You're quoting load as 1R2.
18V / 1R2 = 15A.
Total output power 15A * 18V = 270W.
Assuming 100% efficiency.
Input current = 270W / 12V = 22A5.
You are entering the world of power electronics.
Your power circuit will probably not survive the stress.
I don't recognise your Q3, but it will need to be on a BIG heatsink.
Your drive circuit to Q3 is totally inadequate for the power level you envisage.
You are showing an N-channel part for Q3.
You are not going to be turning Q3 on and off properly.
C3 is the wrong way up.
Selection of D3 is not trivial. You need a fast diode.
You are going to generate loads of RFI.
Q1 will put a near short circuit on CCP2 as soon as it starts to PWM.

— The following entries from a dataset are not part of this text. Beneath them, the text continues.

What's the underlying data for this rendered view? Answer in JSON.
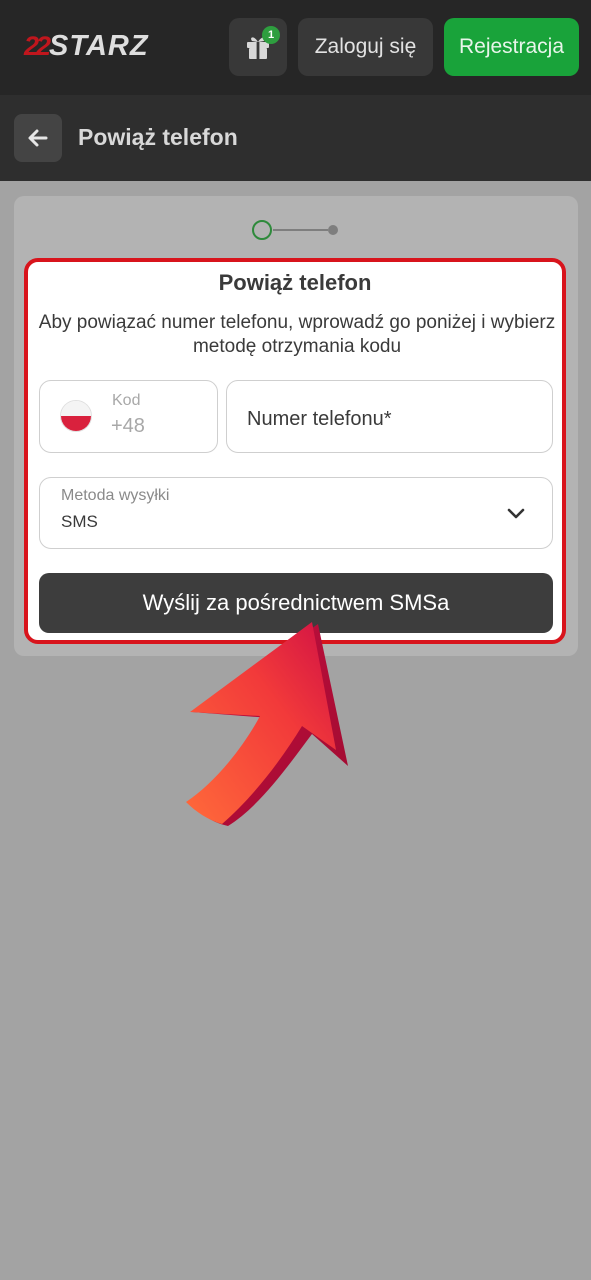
{
  "header": {
    "logo_mark": "22",
    "logo_text": "STARZ",
    "gift_badge": "1",
    "login_label": "Zaloguj się",
    "register_label": "Rejestracja"
  },
  "subheader": {
    "title": "Powiąż telefon"
  },
  "modal": {
    "title": "Powiąż telefon",
    "description": "Aby powiązać numer telefonu, wprowadź go poniżej i wybierz metodę otrzymania kodu",
    "code_label": "Kod",
    "code_value": "+48",
    "phone_placeholder": "Numer telefonu*",
    "method_label": "Metoda wysyłki",
    "method_value": "SMS",
    "send_label": "Wyślij za pośrednictwem SMSa"
  },
  "colors": {
    "accent_green": "#19a33a",
    "highlight_red": "#d8141c",
    "topbar": "#262626"
  },
  "icons": {
    "gift": "gift-icon",
    "back": "arrow-left-icon",
    "chevron": "chevron-down-icon",
    "flag": "poland-flag-icon"
  }
}
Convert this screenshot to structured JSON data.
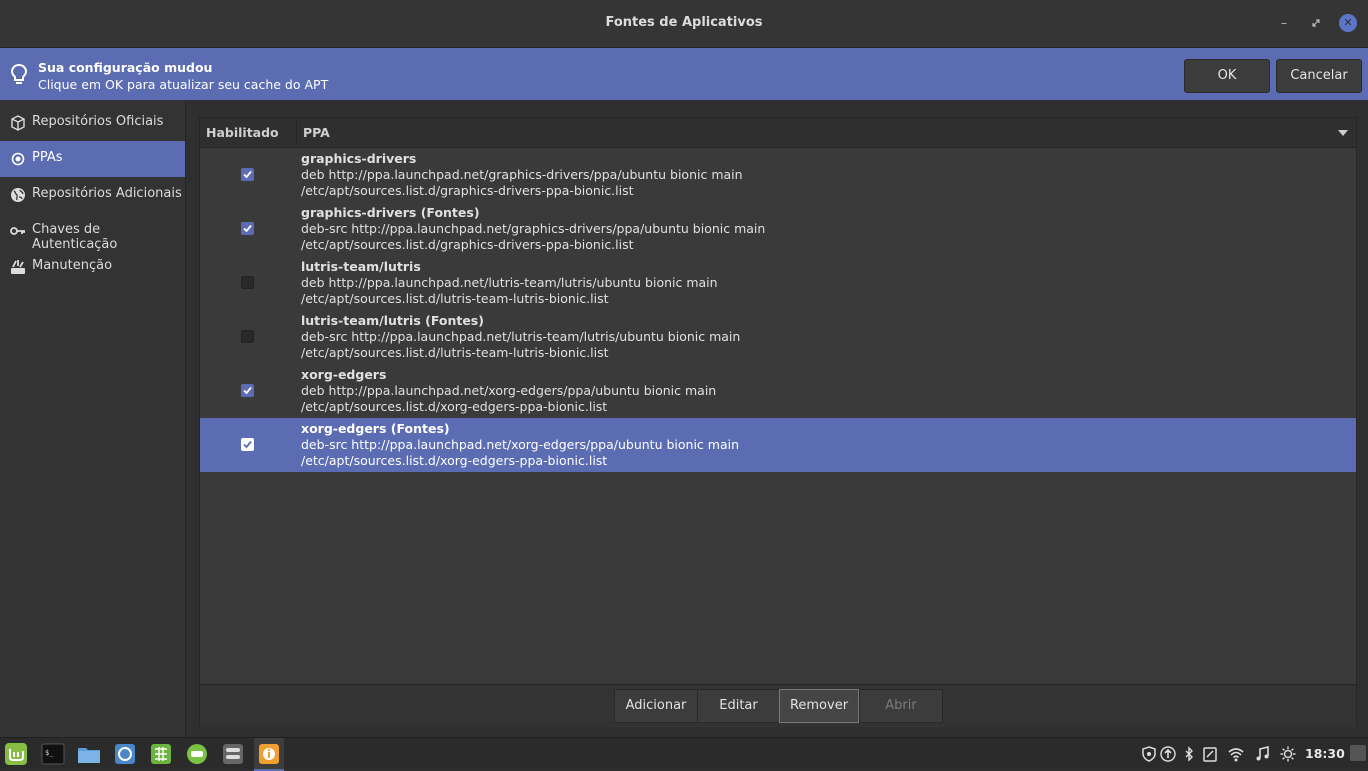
{
  "window": {
    "title": "Fontes de Aplicativos"
  },
  "infobar": {
    "title": "Sua configuração mudou",
    "message": "Clique em OK para atualizar seu cache do APT",
    "ok_label": "OK",
    "cancel_label": "Cancelar"
  },
  "sidebar": {
    "items": [
      {
        "label": "Repositórios Oficiais",
        "icon": "package-icon"
      },
      {
        "label": "PPAs",
        "icon": "ppa-icon",
        "active": true
      },
      {
        "label": "Repositórios Adicionais",
        "icon": "globe-icon"
      },
      {
        "label": "Chaves de Autenticação",
        "icon": "key-icon"
      },
      {
        "label": "Manutenção",
        "icon": "maintenance-icon"
      }
    ]
  },
  "table": {
    "col_enabled": "Habilitado",
    "col_ppa": "PPA",
    "rows": [
      {
        "name": "graphics-drivers",
        "line": "deb http://ppa.launchpad.net/graphics-drivers/ppa/ubuntu bionic main",
        "file": "/etc/apt/sources.list.d/graphics-drivers-ppa-bionic.list",
        "enabled": true
      },
      {
        "name": "graphics-drivers (Fontes)",
        "line": "deb-src http://ppa.launchpad.net/graphics-drivers/ppa/ubuntu bionic main",
        "file": "/etc/apt/sources.list.d/graphics-drivers-ppa-bionic.list",
        "enabled": true
      },
      {
        "name": "lutris-team/lutris",
        "line": "deb http://ppa.launchpad.net/lutris-team/lutris/ubuntu bionic main",
        "file": "/etc/apt/sources.list.d/lutris-team-lutris-bionic.list",
        "enabled": false
      },
      {
        "name": "lutris-team/lutris (Fontes)",
        "line": "deb-src http://ppa.launchpad.net/lutris-team/lutris/ubuntu bionic main",
        "file": "/etc/apt/sources.list.d/lutris-team-lutris-bionic.list",
        "enabled": false
      },
      {
        "name": "xorg-edgers",
        "line": "deb http://ppa.launchpad.net/xorg-edgers/ppa/ubuntu bionic main",
        "file": "/etc/apt/sources.list.d/xorg-edgers-ppa-bionic.list",
        "enabled": true
      },
      {
        "name": "xorg-edgers (Fontes)",
        "line": "deb-src http://ppa.launchpad.net/xorg-edgers/ppa/ubuntu bionic main",
        "file": "/etc/apt/sources.list.d/xorg-edgers-ppa-bionic.list",
        "enabled": true,
        "selected": true
      }
    ]
  },
  "actions": {
    "add": "Adicionar",
    "edit": "Editar",
    "remove": "Remover",
    "open": "Abrir"
  },
  "taskbar": {
    "clock": "18:30",
    "apps": [
      "mint-menu-icon",
      "terminal-icon",
      "files-icon",
      "browser-icon",
      "spreadsheet-icon",
      "updater-icon",
      "settings-icon",
      "software-sources-icon"
    ],
    "tray": [
      "shield-icon",
      "update-arrow-icon",
      "bluetooth-icon",
      "clipboard-icon",
      "wifi-icon",
      "music-icon",
      "brightness-icon"
    ]
  },
  "colors": {
    "accent": "#5b6cb3",
    "background": "#2f2f2f"
  }
}
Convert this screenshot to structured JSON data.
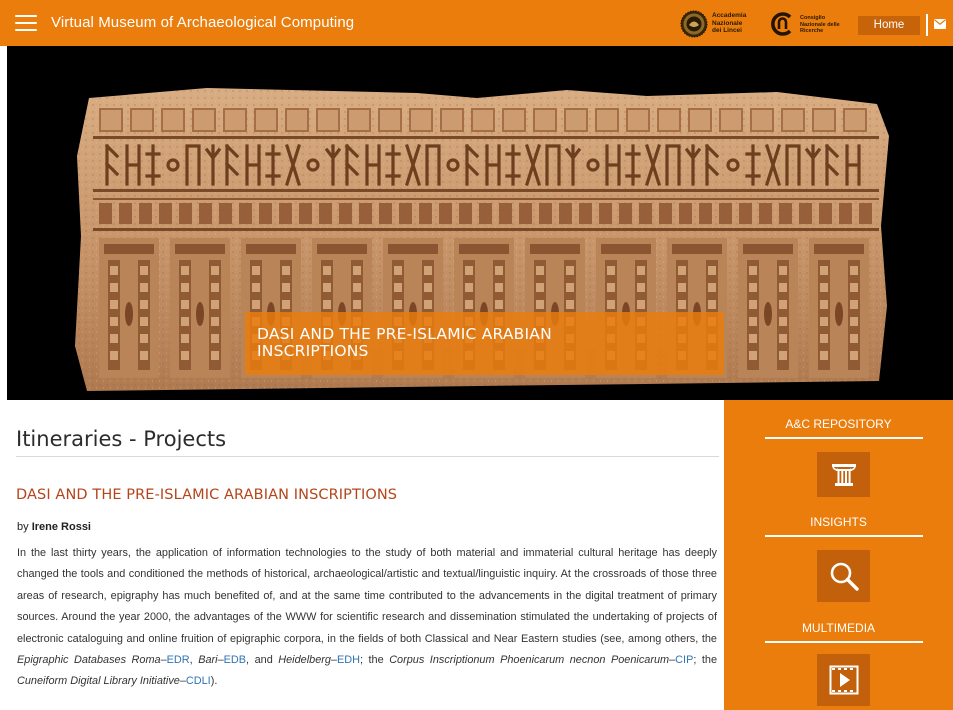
{
  "header": {
    "menu_icon": "hamburger-menu-icon",
    "title": "Virtual Museum of Archaeological Computing",
    "lincei_logo_text": [
      "Accademia",
      "Nazionale",
      "dei Lincei"
    ],
    "cnr_logo_text": [
      "Consiglio",
      "Nazionale delle",
      "Ricerche"
    ],
    "home_label": "Home",
    "mail_icon": "envelope-icon"
  },
  "hero": {
    "image": "carved stone slab with South Arabian inscription",
    "caption_lines": [
      "DASI AND THE PRE-ISLAMIC ARABIAN",
      "INSCRIPTIONS"
    ]
  },
  "main": {
    "page_title": "Itineraries - Projects",
    "article_title": "DASI AND THE PRE-ISLAMIC ARABIAN INSCRIPTIONS",
    "byline_prefix": "by",
    "author": "Irene Rossi",
    "body": {
      "t1": "In the last thirty years, the application of information technologies to the study of both material and immaterial cultural heritage has deeply changed the tools and conditioned the methods of historical, archaeological/artistic and textual/linguistic inquiry. At the crossroads of those three areas of research, epigraphy has much benefited of, and at the same time contributed to the advancements in the digital treatment of primary sources. Around the year 2000, the advantages of the WWW for scientific research and dissemination stimulated the undertaking of projects of electronic cataloguing and online fruition of epigraphic corpora, in the fields of both Classical and Near Eastern studies (see, among others, the ",
      "i1": "Epigraphic Databases Roma",
      "s1": "–",
      "l1": "EDR",
      "s2": ", ",
      "i2": "Bari",
      "s3": "–",
      "l2": "EDB",
      "s4": ", and ",
      "i3": "Heidelberg",
      "s5": "–",
      "l3": "EDH",
      "s6": "; the ",
      "i4": "Corpus Inscriptionum Phoenicarum necnon Poenicarum",
      "s7": "–",
      "l4": "CIP",
      "s8": "; the ",
      "i5": "Cuneiform Digital Library Initiative",
      "s9": "–",
      "l5": "CDLI",
      "s10": ")."
    }
  },
  "sidebar": {
    "sections": [
      {
        "label": "A&C REPOSITORY",
        "icon": "column-icon"
      },
      {
        "label": "INSIGHTS",
        "icon": "magnifier-icon"
      },
      {
        "label": "MULTIMEDIA",
        "icon": "video-play-icon"
      }
    ]
  },
  "colors": {
    "brand_orange": "#ea7d0c",
    "dark_orange": "#c7640a",
    "article_title": "#b5451a",
    "link": "#2f74b5"
  }
}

I suspect your voltage amplifier gain is too small.
I can't clearly read the values R9, R10 on the schematic.
Most 741's don't work well down to the negative power rail.
Half of a 358 or similar may be OK.
Your current sense amplifier won't work.
Your current sense resistor is in the wrong place and the wrong value.
15A passing through 0R2 gives 3V0.
You are intending to amplify by 10 to 30V.
YOur sense resistor dissipates 3V0 * 15A = 45W.
Before you even think about building this project you need to sort out the power stage.
Use a square wave signal generator to drive your proposed power stage open loop.
If you don't have a generator use your potentiometer input to control the PWM output on a PIC.
Don't worry about current or voltage sense.
Keep it as simple as possible.
Just work on the power bits only and see what happens as you vary your PWM duty ratio and loading.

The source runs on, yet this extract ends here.